Colorado ski areas spending millions on upgrades
New lifts, lodges, parks and perks are behind the more than $100 million that Colorado's ski areas are pumping into their hills for the upcoming season.
On the heels of the busiest U.S. ski season ever and defying the rumbling over a possible double-dip recession, ski areas are returning to the high times with upgrades and investments that mirror the industry's boom years in the early 2000s.
The mammoth Vail Resorts, the top dog in the state's tourism industry with four Colorado ski areas, is leading the charge with upward of $128 million in upgrades to its six hills, including a new high-speed chair in Beaver Creek's Rose Bowl, a new eatery on Vail Mountain and $30 million in work at its newest resort, California's
Colorado's other 22 ski areas are injecting more than $50 million into upgrades, with a new chair and terrain at Aspen's Buttermilk and new lifts at Copper Mountain, Loveland, Monarch and Ski Cooper.
Tapping the vibe of playful skiers and 'boarders, several resorts are elevating their terrain parks with creative additions such as SolVista's natural log park and trick-friendly features.

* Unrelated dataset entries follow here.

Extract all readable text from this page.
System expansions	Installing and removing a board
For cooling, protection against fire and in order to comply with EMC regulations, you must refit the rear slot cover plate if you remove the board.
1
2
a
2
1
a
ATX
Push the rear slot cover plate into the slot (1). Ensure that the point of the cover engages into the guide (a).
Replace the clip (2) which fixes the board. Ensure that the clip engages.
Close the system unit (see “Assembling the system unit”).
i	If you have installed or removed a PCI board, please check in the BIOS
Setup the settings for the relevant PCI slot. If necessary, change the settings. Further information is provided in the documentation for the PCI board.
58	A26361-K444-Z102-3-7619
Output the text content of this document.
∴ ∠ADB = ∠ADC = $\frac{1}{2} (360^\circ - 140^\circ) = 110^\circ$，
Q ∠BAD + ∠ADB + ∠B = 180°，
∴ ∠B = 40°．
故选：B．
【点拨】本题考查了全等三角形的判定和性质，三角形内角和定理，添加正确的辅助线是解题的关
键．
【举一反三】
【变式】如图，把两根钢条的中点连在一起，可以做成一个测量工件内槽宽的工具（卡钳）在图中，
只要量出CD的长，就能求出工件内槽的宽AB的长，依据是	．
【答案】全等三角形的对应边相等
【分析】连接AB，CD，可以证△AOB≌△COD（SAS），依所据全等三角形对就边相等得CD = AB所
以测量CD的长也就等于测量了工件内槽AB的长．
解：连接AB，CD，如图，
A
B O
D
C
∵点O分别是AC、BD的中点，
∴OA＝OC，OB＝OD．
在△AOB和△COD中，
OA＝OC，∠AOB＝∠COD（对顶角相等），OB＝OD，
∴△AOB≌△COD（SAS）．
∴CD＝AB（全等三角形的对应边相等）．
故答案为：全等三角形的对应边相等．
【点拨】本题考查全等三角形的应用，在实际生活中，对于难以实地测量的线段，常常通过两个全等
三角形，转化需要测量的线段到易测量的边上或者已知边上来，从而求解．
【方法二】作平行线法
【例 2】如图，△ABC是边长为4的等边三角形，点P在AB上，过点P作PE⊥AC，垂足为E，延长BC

Winter Park's now dug-in halfpipe will energize its Rail Yard Terrain Park and require less manmade snow (i.e., water and energy) during installation.
Durango Mountain Resort and Crested Butte Mountain Resort are boosting their above-snow play with ski-up zip lines, while Monarch adds a new Sno-Cat for its backcountry powder chasers and Wolf Creek replaces its race hut.
Aspen Skiing Co., a national leader in earth-friendly construction, is constructing its fifth super- green building with its 300-seat Elk Camp restaurant, scheduled to open for the 2012-13 season. The company is also renovating Aspen Highlands' midmountain Merry- Go-Round restaurant. Crested Butte too is revamping its midhill Paradise Warming House, and Steamboat is building a new apres- ski bar at the slopeside Steamboat Grand hotel.
Copper Mountain's new partnership with the U.S. Ski Team means a smarter snowmaking system will help American racers train in the early season. Loveland, Steamboat and Eldora Mountain Resort also are enhancing their snowmaking operations.
Then there's the simple stuff that's only noticeable when it's wrong. New paving at Monarch will shift the parking lot from a muddy dash to a simple stroll. Heated pavers will eliminate wading on the approach to Steamboat's slopes. And frills-free Silverton Mountain is going swank with a used carpet to cover the very-used carpet in its base tent.
"Talk about plush," Silverton Mountain owner Aaron Brill said.